Does what I’ve talked about here resonate with the way you feel right now? If so, what should you do? I have no idea. I can’t see into your hearts and minds and wouldn’t do so if I could. What I can do is tell you what I’m doing to try and get back to the person I used to be.

The first thing I’m going to do is turn on my phone’s social app timers again, so it cuts me off after a certain amount of time. I’ll never find balance in my life if I spend five hours a day surfing mindlessly through endless reiterations of the same disturbing news. Next, I’m going to read more. Currently I’m revisiting the fantasy books of my youth. By the time I finish with those, school should be over for the year, and I’ll finish writing the last book in the Nickelville series, which I’m calling Beneath the Tree at World’s End. It’s set twenty years after Children of Nyx, and wraps up all of the unanswered questions about what lies at the center of Guarded Wood. But, this time, I’m going to try to balance my writing with living, because as Brandy and my kids can tell you, I’m not much fun when I spend 8 to 12 hours a day writing.

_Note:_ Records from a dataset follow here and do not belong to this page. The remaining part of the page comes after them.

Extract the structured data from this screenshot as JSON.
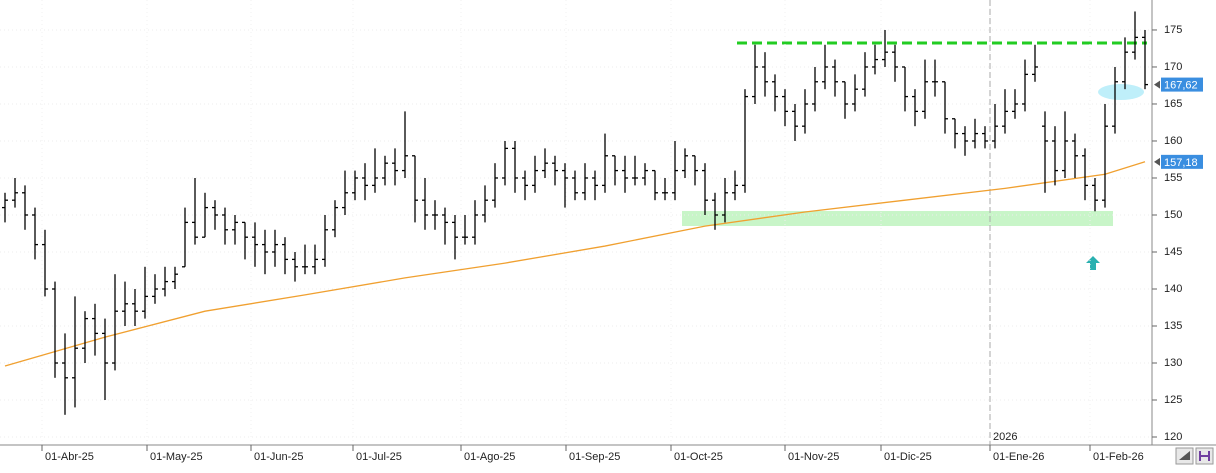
{
  "chart_data": {
    "type": "ohlc",
    "bar_color": "#000000",
    "ylim": [
      118.65,
      179.05
    ],
    "yticks": [
      120,
      125,
      130,
      135,
      140,
      145,
      150,
      155,
      160,
      165,
      170,
      175
    ],
    "xlim": [
      -0.5,
      114.5
    ],
    "xticks": [
      {
        "value": 3.7,
        "label": "01-Abr-25"
      },
      {
        "value": 14.2,
        "label": "01-May-25"
      },
      {
        "value": 24.6,
        "label": "01-Jun-25"
      },
      {
        "value": 34.8,
        "label": "01-Jul-25"
      },
      {
        "value": 45.6,
        "label": "01-Ago-25"
      },
      {
        "value": 56.1,
        "label": "01-Sep-25"
      },
      {
        "value": 66.6,
        "label": "01-Oct-25"
      },
      {
        "value": 78,
        "label": "01-Nov-25"
      },
      {
        "value": 87.6,
        "label": "01-Dic-25"
      },
      {
        "value": 98.5,
        "label": "01-Ene-26"
      },
      {
        "value": 108.5,
        "label": "01-Feb-26"
      }
    ],
    "year_marker": {
      "value": 98.5,
      "label": "2026"
    },
    "ohlc": [
      [
        151,
        153,
        149,
        152
      ],
      [
        152,
        155,
        151,
        153
      ],
      [
        153,
        154,
        148,
        150
      ],
      [
        150,
        151,
        144,
        146
      ],
      [
        146,
        148,
        139,
        140
      ],
      [
        140,
        141,
        128,
        130
      ],
      [
        130,
        134,
        123,
        128
      ],
      [
        128,
        139,
        124,
        132
      ],
      [
        132,
        137,
        130,
        136
      ],
      [
        136,
        138,
        131,
        134
      ],
      [
        134,
        136,
        125,
        130
      ],
      [
        130,
        142,
        129,
        137
      ],
      [
        137,
        141,
        135,
        138
      ],
      [
        138,
        140,
        135,
        137
      ],
      [
        137,
        143,
        136,
        139
      ],
      [
        139,
        142,
        138,
        140
      ],
      [
        140,
        143,
        139,
        141
      ],
      [
        141,
        143,
        140,
        142
      ],
      [
        143,
        151,
        143,
        149
      ],
      [
        149,
        155,
        146,
        147
      ],
      [
        147,
        153,
        147,
        151
      ],
      [
        151,
        152,
        148,
        150
      ],
      [
        150,
        151,
        146,
        148
      ],
      [
        148,
        150,
        146,
        149
      ],
      [
        149,
        149,
        144,
        147
      ],
      [
        147,
        149,
        143,
        146
      ],
      [
        146,
        148,
        142,
        145
      ],
      [
        145,
        148,
        143,
        146
      ],
      [
        146,
        147,
        142,
        144
      ],
      [
        144,
        145,
        141,
        143
      ],
      [
        143,
        146,
        142,
        143
      ],
      [
        143,
        146,
        142,
        144
      ],
      [
        144,
        150,
        143,
        148
      ],
      [
        148,
        152,
        147,
        151
      ],
      [
        151,
        156,
        150,
        153
      ],
      [
        153,
        156,
        152,
        155
      ],
      [
        155,
        157,
        152,
        154
      ],
      [
        154,
        159,
        153,
        155
      ],
      [
        155,
        158,
        154,
        157
      ],
      [
        157,
        159,
        154,
        156
      ],
      [
        156,
        164,
        155,
        158
      ],
      [
        158,
        158,
        149,
        152
      ],
      [
        152,
        155,
        148,
        150
      ],
      [
        150,
        152,
        148,
        150
      ],
      [
        150,
        151,
        146,
        149
      ],
      [
        149,
        150,
        144,
        147
      ],
      [
        147,
        150,
        146,
        147
      ],
      [
        147,
        152,
        146,
        150
      ],
      [
        150,
        154,
        149,
        152
      ],
      [
        152,
        157,
        151,
        155
      ],
      [
        155,
        160,
        154,
        159
      ],
      [
        159,
        160,
        153,
        155
      ],
      [
        155,
        156,
        152,
        154
      ],
      [
        154,
        158,
        153,
        156
      ],
      [
        156,
        159,
        155,
        157
      ],
      [
        157,
        158,
        154,
        156
      ],
      [
        156,
        157,
        151,
        155
      ],
      [
        155,
        156,
        152,
        153
      ],
      [
        153,
        157,
        152,
        155
      ],
      [
        155,
        156,
        152,
        154
      ],
      [
        154,
        161,
        153,
        158
      ],
      [
        158,
        158,
        154,
        156
      ],
      [
        156,
        158,
        153,
        155
      ],
      [
        155,
        158,
        154,
        155
      ],
      [
        155,
        157,
        154,
        156
      ],
      [
        156,
        156,
        152,
        153
      ],
      [
        153,
        155,
        152,
        153
      ],
      [
        153,
        160,
        152,
        156
      ],
      [
        156,
        159,
        155,
        158
      ],
      [
        158,
        158,
        154,
        156
      ],
      [
        156,
        157,
        150,
        152
      ],
      [
        152,
        153,
        148,
        150
      ],
      [
        150,
        155,
        149,
        153
      ],
      [
        153,
        156,
        152,
        154
      ],
      [
        154,
        167,
        153,
        166
      ],
      [
        166,
        173,
        165,
        170
      ],
      [
        170,
        172,
        166,
        168
      ],
      [
        168,
        169,
        164,
        166
      ],
      [
        166,
        167,
        162,
        164
      ],
      [
        164,
        165,
        160,
        162
      ],
      [
        162,
        167,
        161,
        165
      ],
      [
        165,
        170,
        164,
        168
      ],
      [
        168,
        173,
        167,
        170
      ],
      [
        170,
        171,
        166,
        168
      ],
      [
        168,
        168,
        163,
        165
      ],
      [
        165,
        169,
        164,
        167
      ],
      [
        167,
        172,
        166,
        170
      ],
      [
        170,
        173,
        169,
        171
      ],
      [
        171,
        175,
        170,
        172
      ],
      [
        172,
        173,
        168,
        170
      ],
      [
        170,
        170,
        164,
        166
      ],
      [
        166,
        167,
        162,
        164
      ],
      [
        164,
        171,
        163,
        168
      ],
      [
        168,
        171,
        166,
        168
      ],
      [
        168,
        168,
        161,
        163
      ],
      [
        163,
        163,
        159,
        161
      ],
      [
        161,
        162,
        158,
        160
      ],
      [
        160,
        163,
        159,
        161
      ],
      [
        161,
        162,
        159,
        160
      ],
      [
        160,
        165,
        159,
        162
      ],
      [
        162,
        167,
        161,
        164
      ],
      [
        164,
        167,
        163,
        165
      ],
      [
        165,
        171,
        164,
        169
      ],
      [
        169,
        173,
        168,
        170
      ],
      [
        162,
        164,
        153,
        160
      ],
      [
        160,
        162,
        154,
        156
      ],
      [
        156,
        164,
        155,
        160
      ],
      [
        160,
        161,
        155,
        158
      ],
      [
        158,
        159,
        152,
        154
      ],
      [
        154,
        155,
        150.5,
        152
      ],
      [
        152,
        165,
        151,
        162
      ],
      [
        162,
        170,
        161,
        168
      ],
      [
        168,
        174,
        167,
        172
      ],
      [
        172,
        177.5,
        171,
        174
      ],
      [
        174,
        175,
        167,
        167.62
      ]
    ],
    "overlay": {
      "color": "#f0a030",
      "x": [
        0,
        10,
        20,
        30,
        40,
        50,
        60,
        70,
        80,
        90,
        100,
        110,
        114
      ],
      "values": [
        129.6,
        133.5,
        137,
        139.2,
        141.5,
        143.5,
        145.8,
        148.5,
        150.4,
        152,
        153.6,
        155.5,
        157.2
      ]
    },
    "price_labels": [
      {
        "value": 167.62,
        "label": "167,62",
        "color": "#3a8ee0"
      },
      {
        "value": 157.18,
        "label": "157,18",
        "color": "#3a8ee0"
      }
    ]
  }
}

I think it’s easier to find balance in the spring. My tomato, pepper and herb seedlings are coming along nicely in the green house that I built out of those plastic Covid shields that we had on our desks during the pandemic. I planted my German butterball potatoes into grow bags today, and I’m eager to see if they grow well that way. Brandy and I spent the morning clearing debris from the previous year out of the garden so we can start planting later in the week. We moved all of the old straw, basil bushes and pepper plants to the compost bin where any little hibernating varmints can come out later at their leisure. We did make the roly-polies a bit upset though. It’s probably a good thing that neither of us can speak land crustacean, because those guys really looked angry.

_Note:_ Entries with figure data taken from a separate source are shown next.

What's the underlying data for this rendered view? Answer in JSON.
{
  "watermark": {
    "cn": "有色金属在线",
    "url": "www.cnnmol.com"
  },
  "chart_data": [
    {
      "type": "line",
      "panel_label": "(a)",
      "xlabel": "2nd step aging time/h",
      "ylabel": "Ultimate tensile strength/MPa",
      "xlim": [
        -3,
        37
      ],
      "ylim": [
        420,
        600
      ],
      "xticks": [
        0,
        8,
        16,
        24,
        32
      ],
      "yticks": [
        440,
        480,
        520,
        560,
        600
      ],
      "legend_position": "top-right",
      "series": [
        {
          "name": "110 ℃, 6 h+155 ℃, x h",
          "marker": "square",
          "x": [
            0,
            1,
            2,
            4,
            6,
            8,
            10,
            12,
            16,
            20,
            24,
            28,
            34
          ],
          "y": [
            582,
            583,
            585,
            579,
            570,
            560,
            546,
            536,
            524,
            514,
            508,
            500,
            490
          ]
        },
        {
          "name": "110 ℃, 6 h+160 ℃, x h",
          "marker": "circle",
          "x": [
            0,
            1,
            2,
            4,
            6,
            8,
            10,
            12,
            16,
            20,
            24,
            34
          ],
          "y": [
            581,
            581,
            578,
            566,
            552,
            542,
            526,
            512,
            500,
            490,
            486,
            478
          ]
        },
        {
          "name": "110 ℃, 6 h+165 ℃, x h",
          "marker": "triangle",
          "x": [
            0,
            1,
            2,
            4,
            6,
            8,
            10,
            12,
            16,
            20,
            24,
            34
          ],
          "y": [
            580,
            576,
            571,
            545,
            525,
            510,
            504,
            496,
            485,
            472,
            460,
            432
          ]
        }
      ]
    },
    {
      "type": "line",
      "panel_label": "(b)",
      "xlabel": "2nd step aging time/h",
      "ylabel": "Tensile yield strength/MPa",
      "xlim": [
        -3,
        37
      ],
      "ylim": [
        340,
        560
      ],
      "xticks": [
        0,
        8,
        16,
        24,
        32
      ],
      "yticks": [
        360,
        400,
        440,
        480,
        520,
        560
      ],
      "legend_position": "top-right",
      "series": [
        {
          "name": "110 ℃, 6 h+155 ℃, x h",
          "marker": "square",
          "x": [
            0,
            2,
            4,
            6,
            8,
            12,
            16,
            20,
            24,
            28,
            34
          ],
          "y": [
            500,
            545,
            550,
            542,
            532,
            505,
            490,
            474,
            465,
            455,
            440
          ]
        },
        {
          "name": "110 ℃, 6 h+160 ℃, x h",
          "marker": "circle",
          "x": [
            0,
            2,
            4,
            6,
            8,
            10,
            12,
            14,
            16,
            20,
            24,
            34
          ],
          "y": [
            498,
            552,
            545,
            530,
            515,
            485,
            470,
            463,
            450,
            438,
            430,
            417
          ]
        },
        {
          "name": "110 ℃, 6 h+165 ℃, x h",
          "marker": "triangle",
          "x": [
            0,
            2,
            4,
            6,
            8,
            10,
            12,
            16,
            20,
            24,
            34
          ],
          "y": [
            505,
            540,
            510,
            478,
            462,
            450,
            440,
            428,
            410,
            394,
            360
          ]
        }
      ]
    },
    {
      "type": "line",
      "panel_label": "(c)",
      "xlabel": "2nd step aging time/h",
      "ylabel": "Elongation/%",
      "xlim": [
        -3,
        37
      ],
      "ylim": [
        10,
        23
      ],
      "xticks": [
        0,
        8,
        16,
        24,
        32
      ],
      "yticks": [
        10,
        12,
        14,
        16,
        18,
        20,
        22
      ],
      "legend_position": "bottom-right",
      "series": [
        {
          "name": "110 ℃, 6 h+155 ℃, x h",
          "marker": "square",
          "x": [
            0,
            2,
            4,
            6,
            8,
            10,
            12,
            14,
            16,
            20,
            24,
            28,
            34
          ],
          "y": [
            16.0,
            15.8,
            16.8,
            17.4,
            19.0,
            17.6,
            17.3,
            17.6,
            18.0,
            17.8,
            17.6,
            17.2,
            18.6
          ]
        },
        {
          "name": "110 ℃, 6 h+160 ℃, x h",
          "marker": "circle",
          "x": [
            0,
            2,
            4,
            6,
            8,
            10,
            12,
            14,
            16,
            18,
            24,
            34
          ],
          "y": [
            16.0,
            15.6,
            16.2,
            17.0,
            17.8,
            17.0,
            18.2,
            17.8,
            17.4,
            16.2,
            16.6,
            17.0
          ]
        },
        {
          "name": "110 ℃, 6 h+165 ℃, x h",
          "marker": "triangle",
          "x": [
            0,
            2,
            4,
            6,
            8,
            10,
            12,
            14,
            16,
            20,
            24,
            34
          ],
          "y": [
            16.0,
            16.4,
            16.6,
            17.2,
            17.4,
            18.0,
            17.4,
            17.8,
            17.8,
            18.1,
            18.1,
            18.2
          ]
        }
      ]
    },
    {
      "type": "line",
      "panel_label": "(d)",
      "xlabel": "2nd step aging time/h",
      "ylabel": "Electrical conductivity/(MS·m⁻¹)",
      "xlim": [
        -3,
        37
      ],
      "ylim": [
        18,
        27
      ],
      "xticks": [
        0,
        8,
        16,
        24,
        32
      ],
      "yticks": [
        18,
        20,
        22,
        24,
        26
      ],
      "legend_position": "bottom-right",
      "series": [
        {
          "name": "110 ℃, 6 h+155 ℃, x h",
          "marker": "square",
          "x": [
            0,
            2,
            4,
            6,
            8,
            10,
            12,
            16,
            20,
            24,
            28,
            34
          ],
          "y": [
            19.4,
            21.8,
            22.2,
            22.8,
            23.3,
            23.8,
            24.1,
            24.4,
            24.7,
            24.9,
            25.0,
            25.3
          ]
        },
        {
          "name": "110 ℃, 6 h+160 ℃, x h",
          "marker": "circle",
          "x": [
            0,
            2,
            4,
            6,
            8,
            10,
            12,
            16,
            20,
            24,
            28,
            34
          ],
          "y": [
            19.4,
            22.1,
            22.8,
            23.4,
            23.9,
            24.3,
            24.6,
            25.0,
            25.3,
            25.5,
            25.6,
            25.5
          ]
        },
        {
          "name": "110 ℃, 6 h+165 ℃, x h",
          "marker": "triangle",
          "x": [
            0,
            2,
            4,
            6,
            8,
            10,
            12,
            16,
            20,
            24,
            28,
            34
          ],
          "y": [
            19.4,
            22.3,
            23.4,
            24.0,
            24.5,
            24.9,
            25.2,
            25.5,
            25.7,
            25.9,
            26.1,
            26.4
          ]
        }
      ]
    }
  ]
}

I don’t know if this helps any of you. But if just one of you sleeps a little bit better in the weeks to come, I’ll consider the time it took to write this well spent. And I’ll let you in on one last secret before I go curl up in bed next to my beautiful wife and continue reading the second book in the Dragonlance series: sometimes the act of writing can be the best therapy there is. It doesn’t matter what you do with it afterward. Post it as I’ve done, send it to a friend, or burn it as an offering.  And no matter what you chose to do with it, I promise you that someone will hear and understand.